CHICAGO -- The owners of Bow Truss Coffee Roasters said they were excited to open a coffee shop in Pilsen last summer. Rudy Cordero said he hoped to become part of the community, but the store has been targeted with anti-gentrification signs four times.
The signs have grown increasingly more aggressive, he said. The last one was racially insensitive: White people out of Pilsen.
"The shop is supported by the neighborhood and a lot of individuals that live here," Cordero said. "More businesses are always a great opportunity for neighborhood income, neighborhood growth. I don't think that Bow Truss Coffee Roasters is part of a problem."
Pilsen is going through a transition with more millennials moving into the West Side neighborhood. It's not the neighborhood's first. Pilsen was once comprised of Western European immigrants and then Eastern European immigrants before Latinos moved in. It's been predominately Latino for about 50 years.
Gentrification of the neighborhood is and has been a hot-button issue for years.
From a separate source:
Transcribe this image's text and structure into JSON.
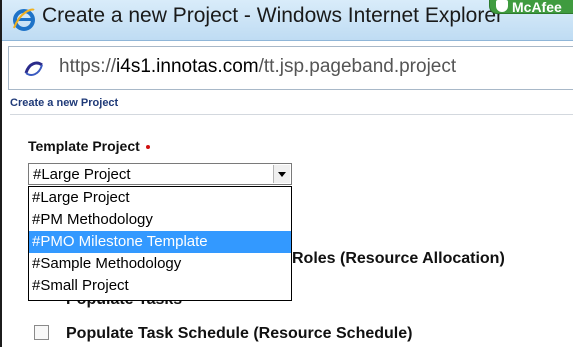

Michael Pichowsky, who moved to Pilsen 10 years ago, doesn't see that changing.
"I suspect people don't like to be displaced. Or they don't like change. I don't think that's unusual. It happens. Tough luck in a free country where people come and go and things change," Pichowsky said.
Alexis Esparza is with the Eighteenth Street Development Corporation. He said the people behind the signs posted at Bow Truss are not invested in the neighborhood.
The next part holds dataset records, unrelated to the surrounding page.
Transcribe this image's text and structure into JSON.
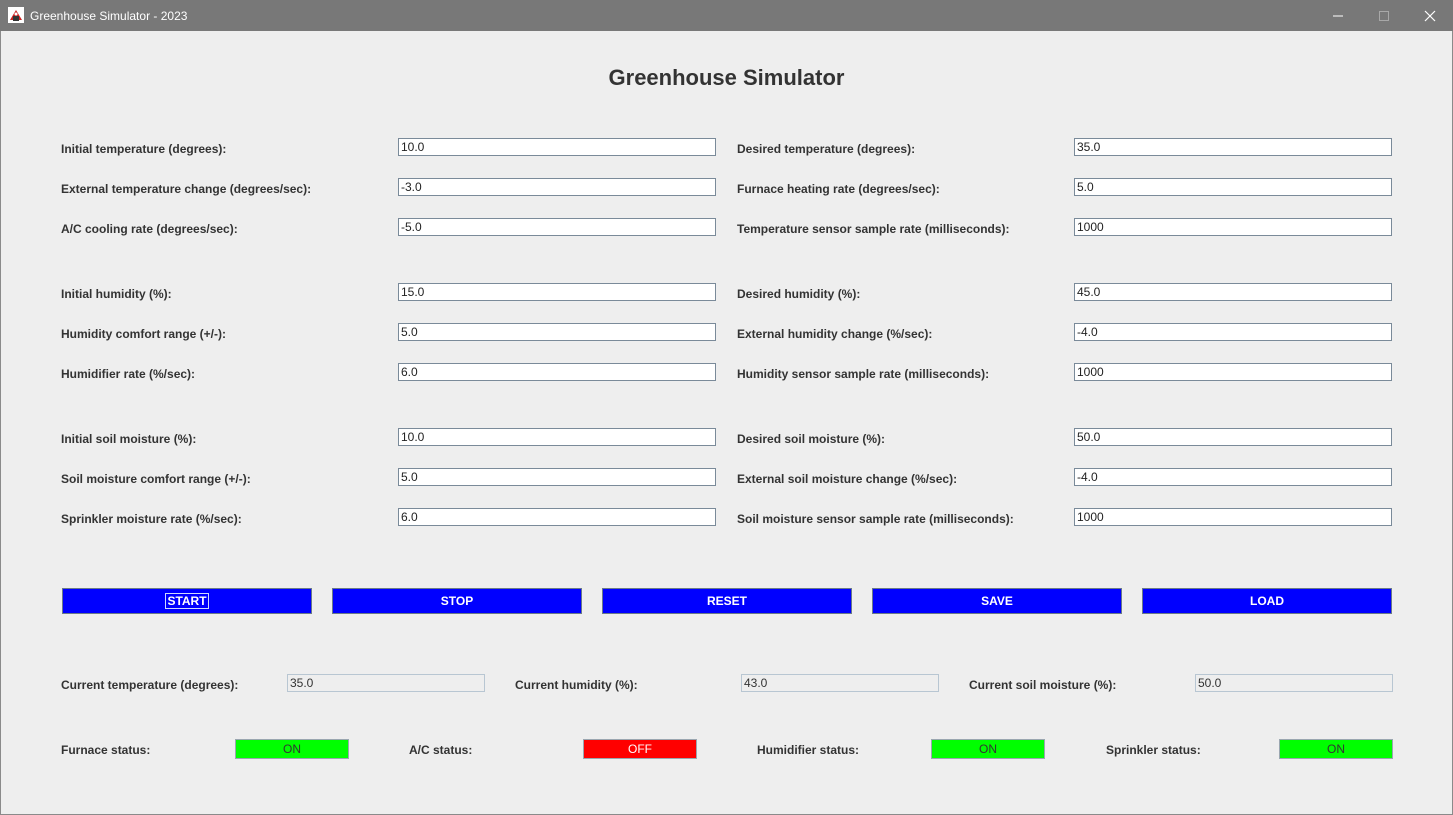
{
  "window": {
    "title": "Greenhouse Simulator - 2023"
  },
  "app": {
    "title": "Greenhouse Simulator"
  },
  "settings": {
    "left": [
      {
        "label": "Initial temperature (degrees):",
        "value": "10.0"
      },
      {
        "label": "External temperature change (degrees/sec):",
        "value": "-3.0"
      },
      {
        "label": "A/C cooling rate (degrees/sec):",
        "value": "-5.0"
      },
      {
        "label": "Initial humidity (%):",
        "value": "15.0"
      },
      {
        "label": "Humidity comfort range (+/-):",
        "value": "5.0"
      },
      {
        "label": "Humidifier rate (%/sec):",
        "value": "6.0"
      },
      {
        "label": "Initial soil moisture (%):",
        "value": "10.0"
      },
      {
        "label": "Soil moisture comfort range (+/-):",
        "value": "5.0"
      },
      {
        "label": "Sprinkler moisture rate (%/sec):",
        "value": "6.0"
      }
    ],
    "right": [
      {
        "label": "Desired temperature (degrees):",
        "value": "35.0"
      },
      {
        "label": "Furnace heating rate (degrees/sec):",
        "value": "5.0"
      },
      {
        "label": "Temperature sensor sample rate (milliseconds):",
        "value": "1000"
      },
      {
        "label": "Desired humidity (%):",
        "value": "45.0"
      },
      {
        "label": "External humidity change (%/sec):",
        "value": "-4.0"
      },
      {
        "label": "Humidity sensor sample rate (milliseconds):",
        "value": "1000"
      },
      {
        "label": "Desired soil moisture (%):",
        "value": "50.0"
      },
      {
        "label": "External soil moisture change (%/sec):",
        "value": "-4.0"
      },
      {
        "label": "Soil moisture sensor sample rate (milliseconds):",
        "value": "1000"
      }
    ]
  },
  "buttons": {
    "start": "START",
    "stop": "STOP",
    "reset": "RESET",
    "save": "SAVE",
    "load": "LOAD"
  },
  "current": [
    {
      "label": "Current temperature (degrees):",
      "value": "35.0"
    },
    {
      "label": "Current humidity (%):",
      "value": "43.0"
    },
    {
      "label": "Current soil moisture (%):",
      "value": "50.0"
    }
  ],
  "statuses": [
    {
      "label": "Furnace status:",
      "value": "ON",
      "color": "#00ff00"
    },
    {
      "label": "A/C status:",
      "value": "OFF",
      "color": "#ff0000"
    },
    {
      "label": "Humidifier status:",
      "value": "ON",
      "color": "#00ff00"
    },
    {
      "label": "Sprinkler status:",
      "value": "ON",
      "color": "#00ff00"
    }
  ],
  "icons": {
    "app": "greenhouse-app-icon",
    "minimize": "minimize-icon",
    "maximize": "maximize-icon",
    "close": "close-icon"
  }
}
"It's a handful of people I can pick from the neighborhood that aren't open-minded, are not looking at the future of what Pilsen could be," Esparza said.
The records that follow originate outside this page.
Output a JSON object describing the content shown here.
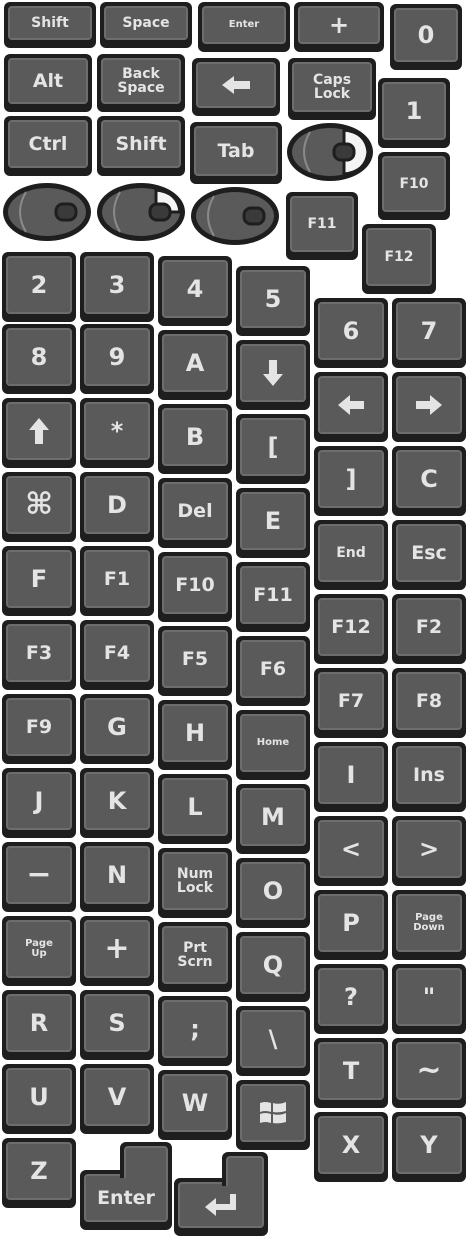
{
  "keys": {
    "shift_top": "Shift",
    "space": "Space",
    "enter_small": "Enter",
    "plus_top": "+",
    "zero": "0",
    "alt": "Alt",
    "backspace": "Back\nSpace",
    "capslock": "Caps\nLock",
    "one": "1",
    "ctrl": "Ctrl",
    "shift_mid": "Shift",
    "tab": "Tab",
    "f10_top": "F10",
    "f11_top": "F11",
    "f12_top": "F12",
    "k2": "2",
    "k3": "3",
    "k4": "4",
    "k5": "5",
    "k6": "6",
    "k7": "7",
    "k8": "8",
    "k9": "9",
    "kA": "A",
    "star": "*",
    "kB": "B",
    "lbracket": "[",
    "cmd": "⌘",
    "kD": "D",
    "del": "Del",
    "kE": "E",
    "rbracket": "]",
    "kC": "C",
    "kF": "F",
    "f1": "F1",
    "f10": "F10",
    "f11": "F11",
    "end": "End",
    "esc": "Esc",
    "f3": "F3",
    "f4": "F4",
    "f5": "F5",
    "f6": "F6",
    "f12": "F12",
    "f2": "F2",
    "f9": "F9",
    "kG": "G",
    "kH": "H",
    "home": "Home",
    "f7": "F7",
    "f8": "F8",
    "kJ": "J",
    "kK": "K",
    "kL": "L",
    "kM": "M",
    "kI": "I",
    "ins": "Ins",
    "minus": "−",
    "kN": "N",
    "numlock": "Num\nLock",
    "kO": "O",
    "lt": "<",
    "gt": ">",
    "pageup": "Page\nUp",
    "plus": "+",
    "prtscrn": "Prt\nScrn",
    "kQ": "Q",
    "kP": "P",
    "pagedown": "Page\nDown",
    "kR": "R",
    "kS": "S",
    "semicolon": ";",
    "backslash": "\\",
    "question": "?",
    "quote": "\"",
    "kU": "U",
    "kV": "V",
    "kW": "W",
    "kT": "T",
    "tilde": "~",
    "kX": "X",
    "kY": "Y",
    "kZ": "Z",
    "enter_big": "Enter"
  }
}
Esparza doesn't call what's happening in Pilsen gentrification. He calls it "change" and said it makes life better for people in the community.
"I'd much rather see business fulfill their dreams of growing rather than see empty store fronts on 18th Street," Esparza said.
Cordero said he doesn't know who is responsible for the signs, but said he welcomes a conversation. He also said he does his best to keep coffee prices low and his cafe is open to everyone.